Oil investors have pinned hopes on China taking advantage of low prices to top up its huge crude reserves in another move that could increase demand. Chinese officials have asked government agencies and state-owned energy companies to look into bolstering the nation’s strategic stockpile.

But analysts believe that any increase in China’s reserves could have a limited impact on global oil markets, pointing to the country’s limited storage capacity and the fact that it is already well-stocked with crude.

China does not fully reveal details of its strategic petroleum reserves, but Wood Mackenzie has estimated that including state and commercial stockpiles they could reach 1.15bn barrels in 2020, or 83 days worth of oil based on current demand levels. China had already expanded reserves from 200m barrels in 2014 to 900m in 2019.

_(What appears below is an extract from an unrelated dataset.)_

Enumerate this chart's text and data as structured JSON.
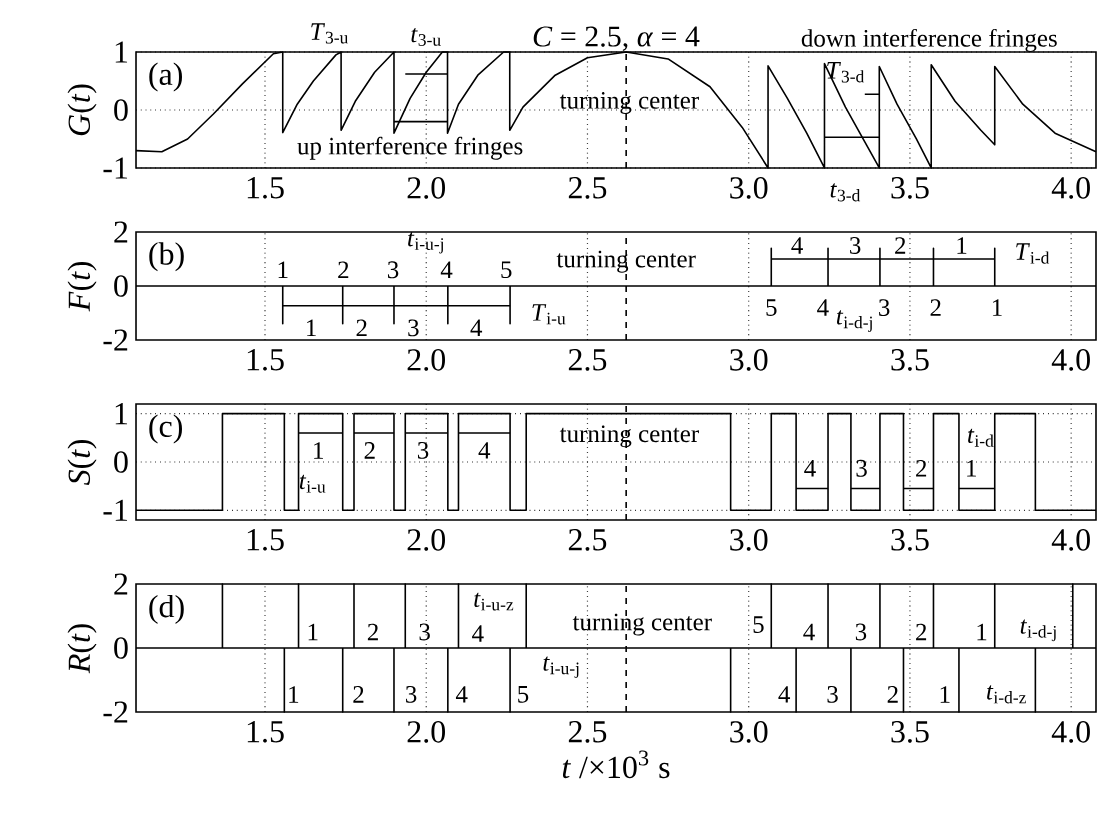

China’s expansion of its strategic reserves, inspired by the large volumes held in countries such as the US and Japan, began in 2005 and has gone through three five-year cycles, with the latest ending in 2020.

But Li Li, head of analytics at ICIS, said there was unlikely to be large-scale expansion as Chinese policymakers did not think there was much risk of a global crude shortage. 

Beijing would be “stupid” not to stock up on reserves while prices were low, but the approval from government agencies was slow and space was limited, added Lin Boqiang, an energy specialist at Xiamen University.

“It’s not possible to get the funds together quickly, to organise transportation, to have a place to store it,” Mr Lin said. “Every country is the same. They all want to buy, but the actual volume they can buy is not very large.”